Thursday 31 January 2019

The Market Mess in Higher Education

It was inevitable. The Times splashed with the "naming and shaming" of universities who've doled out unconditional offers like confetti. We learn that some institutions are making "up to 84%" of their offers without any strings, and topping out at 117,000 over the sector this last year. The Office for Students aren't happy, because they claim it takes pressure off students to do well in their A-Levels and liken such offers to pressure selling. The Universities of Suffolk, St John York, and Bolton are the worst offenders, but are going to carry on with the practice until the OfS says otherwise.

Why should anyone be surprised or scandalised that this is happening? Higher education has long been a market place in which university grapples with university for students. And when the pool is shrinking, as it is presently thanks to the diminishing number of 18 year olds (this is set to grow again in a few years' time) and international students steering clear because of Brexit and May's hostile environment, competition is fierce. Also, higher education is integral to the reproduction of class. Like life, competition between universities isn't a battle of equals. The top universities trade on their reputation and networks, and can afford to be choosy thanks to the huge grants they get through research projects, archives and, in some cases, government endowments. When times take a lean turn, all they need do is drop their tariff points and the punters flood in. This means institutions lower down the pecking order have to resort to other methods to get bums on seats, and issuing unconditional offers is one that comes easy to hand.

It's curious. Neoliberals of of the left and right presuppose that the market is the most efficient allocative mechanism that exists, and it drives up standards, produces value for money, and helps churn out the the most rounded human beings. As markets are the most efficient means for organising complexity, the state and outside institutions should keep their hands to themselves. And yet, time and again, we see perverse consequences and outright failure. One of the more obvious unforeseen consequences in the higher education context is what has happened to tuition fees. When the Tory/LibDem Coalition tripled tuition fees to a maximum of £9,000/year they believed different institutions would offer a range of fees, completely oblivious to the fact that in the class-bound realities of HE, a cheap degree would equate to a second class degree in the eyes of employers. Lo and behold there was little variation and now almost all, if not all, charge the maximum fee. Indeed, the very existence of the Office of Students as a hands-on regulator is an admission that markets cannot be relied on for service provision and requires an overseer to, um, ensure institutions don't respond to market signals.

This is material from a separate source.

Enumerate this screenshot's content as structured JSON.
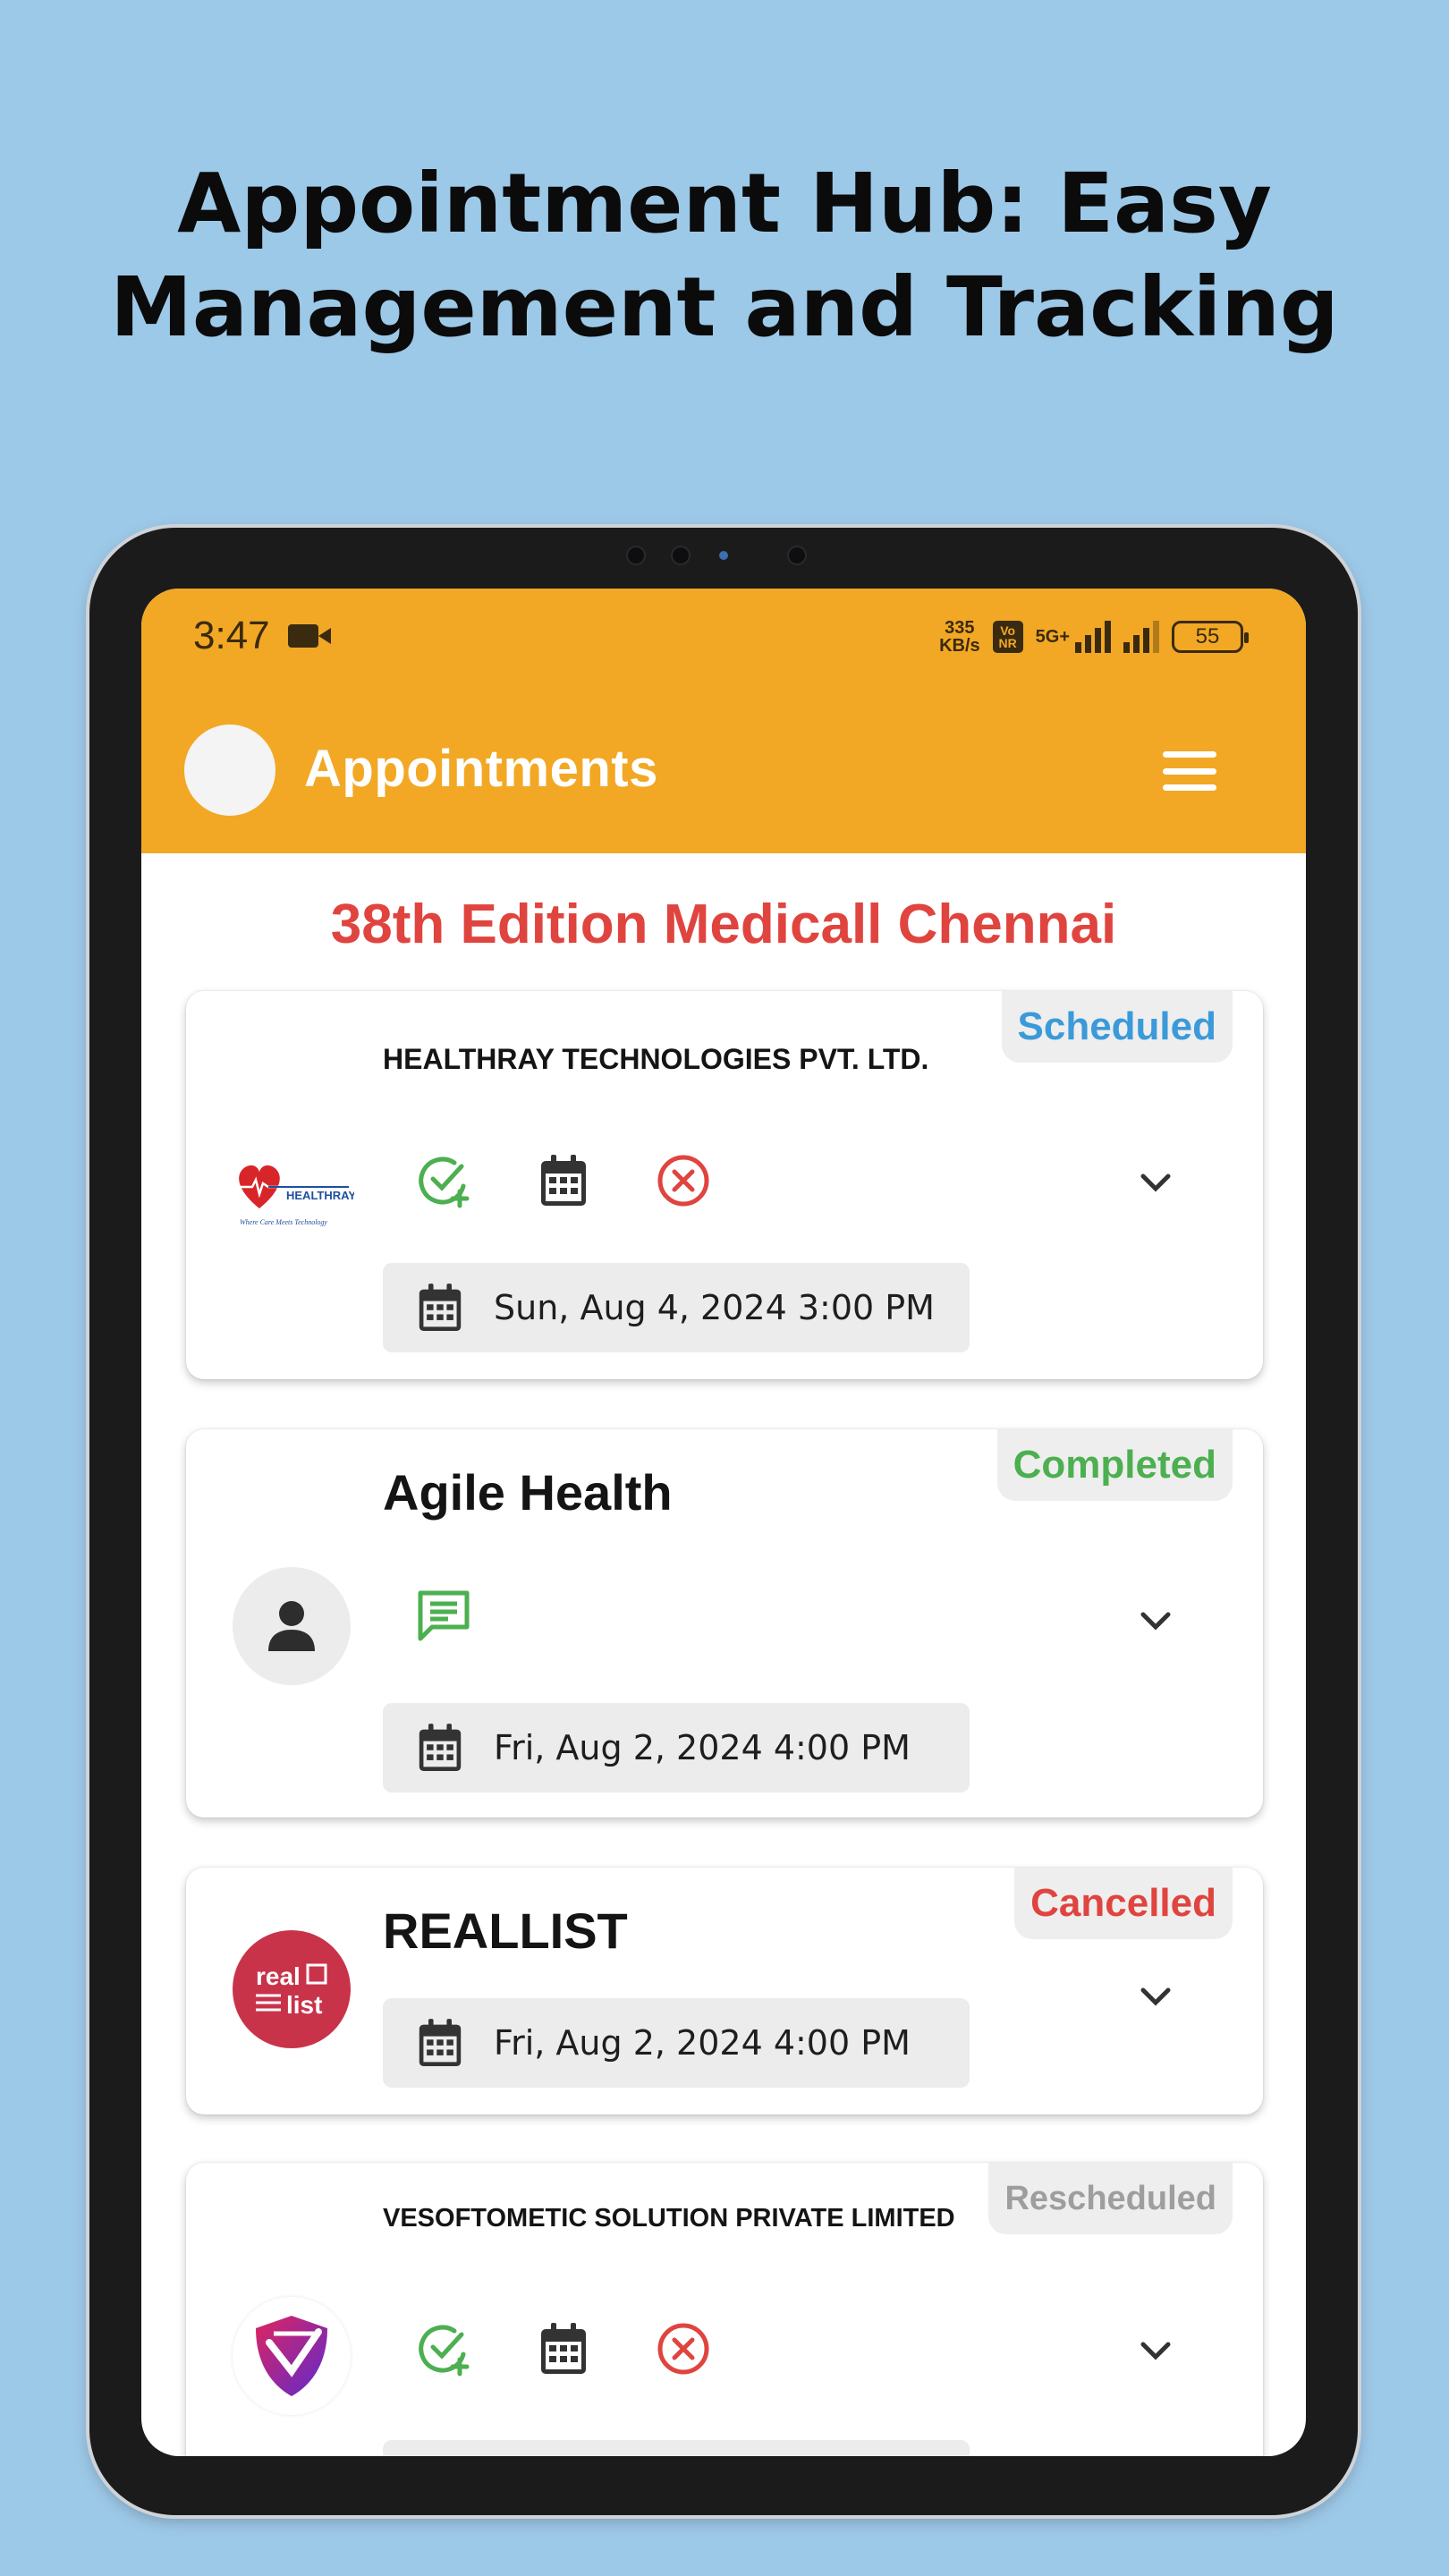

Unfortunately, unconditional offers is but a minor ailment bedevilling the system. Large numbers of universities face going to the wall as they've played the capital markets or taken out huge loans to build fancy campuses to get the students in. And when they don't turn up? Bail outs for now, but closures can't be ruled out in the future. There is then the morality of lumping young people with massive debts before their adult lives have barely begun, and the massive pressure this places on them - as anyone working in HE will tell you, incidences of reported mental ill-health by students are galloping. And this is without talking about strains on staff, the culture of overwork, the burgeoning of bureaucracy and there in the background, the ever present threat of privatisation. The whole system is unstable and unsustainable, and it won't be long before it faces a serious crisis.

3 comments:

Unknown said...

I assume everyone reading this is in agreement that a fair and sustainable solution would be for higher education as a right for all, paid for out of progressive taxation. Am I right to assume that?

George Carty said...

"When the Tory/LibDem Coalition tripled tuition fees to a maximum of £9,000/year they believed different institutions would offer a range of fees, completely oblivious to the fact that in the class-bound realities of HE, a cheap degree would equate to a second class degree in the eyes of employers."

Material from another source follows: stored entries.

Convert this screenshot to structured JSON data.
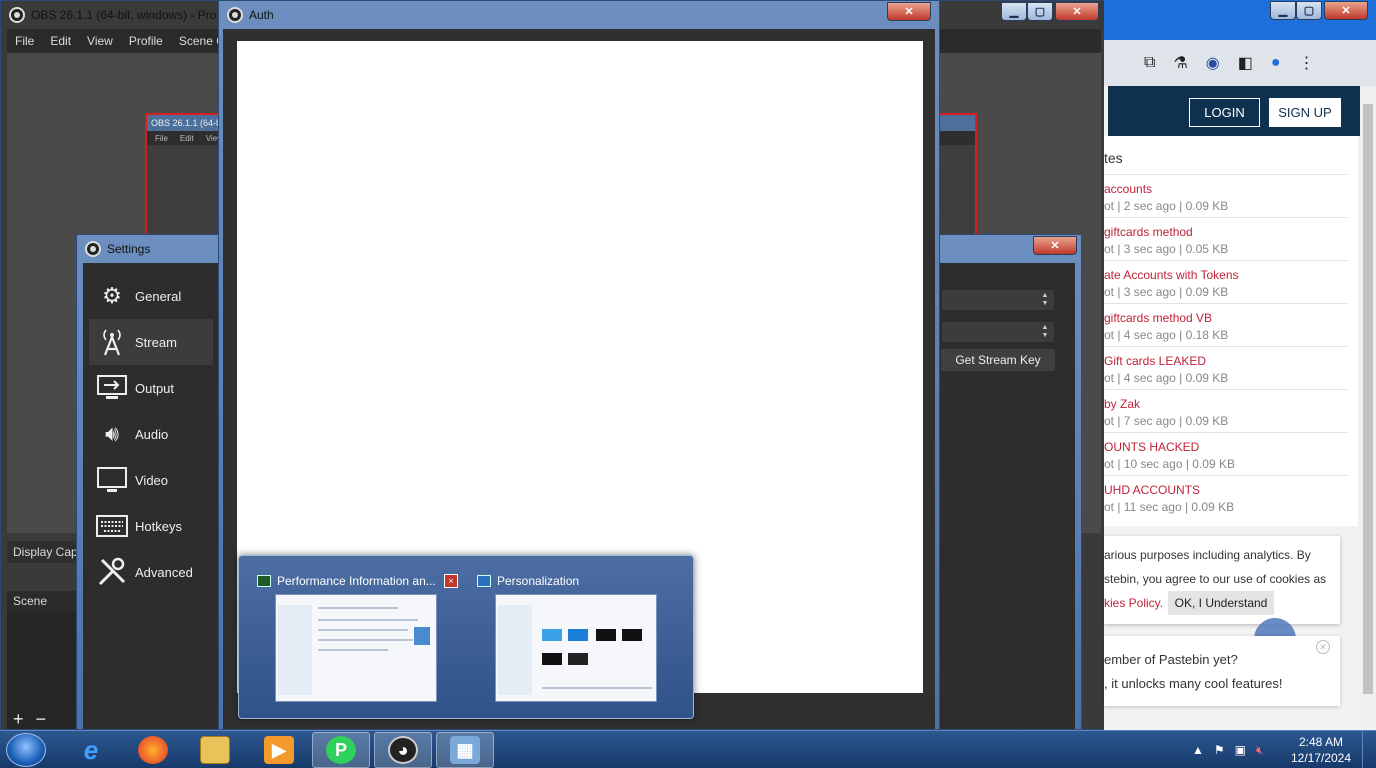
{
  "obs_main": {
    "title": "OBS 26.1.1 (64-bit, windows) - Pro",
    "menu": [
      "File",
      "Edit",
      "View",
      "Profile",
      "Scene C"
    ],
    "nested_title": "OBS 26.1.1 (64-bit",
    "nested_menu": [
      "File",
      "Edit",
      "View"
    ],
    "display_capture": "Display Captu",
    "scene_label": "Scene",
    "add_label": "+",
    "remove_label": "−"
  },
  "settings": {
    "title": "Settings",
    "nav": [
      {
        "label": "General",
        "icon": "gear-icon"
      },
      {
        "label": "Stream",
        "icon": "broadcast-icon"
      },
      {
        "label": "Output",
        "icon": "output-icon"
      },
      {
        "label": "Audio",
        "icon": "speaker-icon"
      },
      {
        "label": "Video",
        "icon": "monitor-icon"
      },
      {
        "label": "Hotkeys",
        "icon": "keyboard-icon"
      },
      {
        "label": "Advanced",
        "icon": "tools-icon"
      }
    ],
    "active": "Stream",
    "get_stream_key": "Get Stream Key"
  },
  "auth": {
    "title": "Auth"
  },
  "browser": {
    "login": "LOGIN",
    "signup": "SIGN UP",
    "list_title": "tes",
    "pastes": [
      {
        "title": "accounts",
        "meta": "ot | 2 sec ago | 0.09 KB"
      },
      {
        "title": "giftcards method",
        "meta": "ot | 3 sec ago | 0.05 KB"
      },
      {
        "title": "ate Accounts with Tokens",
        "meta": "ot | 3 sec ago | 0.09 KB"
      },
      {
        "title": "giftcards method VB",
        "meta": "ot | 4 sec ago | 0.18 KB"
      },
      {
        "title": "Gift cards LEAKED",
        "meta": "ot | 4 sec ago | 0.09 KB"
      },
      {
        "title": "by Zak",
        "meta": "ot | 7 sec ago | 0.09 KB"
      },
      {
        "title": "OUNTS HACKED",
        "meta": "ot | 10 sec ago | 0.09 KB"
      },
      {
        "title": "UHD ACCOUNTS",
        "meta": "ot | 11 sec ago | 0.09 KB"
      }
    ],
    "cookie_line1": "arious purposes including analytics. By",
    "cookie_line2": "stebin, you agree to our use of cookies as",
    "cookie_link": "kies Policy.",
    "cookie_ok": "OK, I Understand",
    "member_q": "ember of Pastebin yet?",
    "member_f": ", it unlocks many cool features!"
  },
  "thumbnails": [
    {
      "title": "Performance Information an...",
      "close": "×"
    },
    {
      "title": "Personalization"
    }
  ],
  "taskbar": {
    "time": "2:48 AM",
    "date": "12/17/2024"
  }
}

Is the fundamental problem that educational qualifications (particularly at degree level) are positional goods: tokens that graduates use in a zero-sum competition for the best jobs?

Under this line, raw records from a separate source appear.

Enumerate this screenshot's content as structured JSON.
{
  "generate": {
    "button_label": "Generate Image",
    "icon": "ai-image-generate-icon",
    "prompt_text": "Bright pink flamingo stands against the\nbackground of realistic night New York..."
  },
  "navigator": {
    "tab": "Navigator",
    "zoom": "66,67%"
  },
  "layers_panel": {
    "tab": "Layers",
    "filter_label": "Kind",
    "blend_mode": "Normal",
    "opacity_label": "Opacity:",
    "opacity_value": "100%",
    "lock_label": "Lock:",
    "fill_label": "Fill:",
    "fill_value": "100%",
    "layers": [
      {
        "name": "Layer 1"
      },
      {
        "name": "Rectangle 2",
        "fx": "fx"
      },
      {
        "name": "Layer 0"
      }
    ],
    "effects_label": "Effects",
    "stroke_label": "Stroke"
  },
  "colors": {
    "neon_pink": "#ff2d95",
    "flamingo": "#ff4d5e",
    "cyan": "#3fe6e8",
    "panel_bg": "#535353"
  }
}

Johny Conspiranoid. said...

The way this market is set up there are two tariffs to be paid to enter higher education, a money one and a qualifications one. Institutions can keep charging the maximum fees by lowering the qualifications tariff and so the market has, efficiently, driven the qualifications tariff down to the point where supply equals demand. If the qualifications tariff was kept constant by the government then the institutions would only have price to compete on, perhaps producing the effect the government said it wanted.
There doesn't seem to be much interest in comparing what actualy happened to what theory predicted, but then perhaps the real object of the exercise is to channel tax money to friends. Also, large numbers of people are indebted to the government, which is nice,even though the majority will not recieve any employability enhancement for it.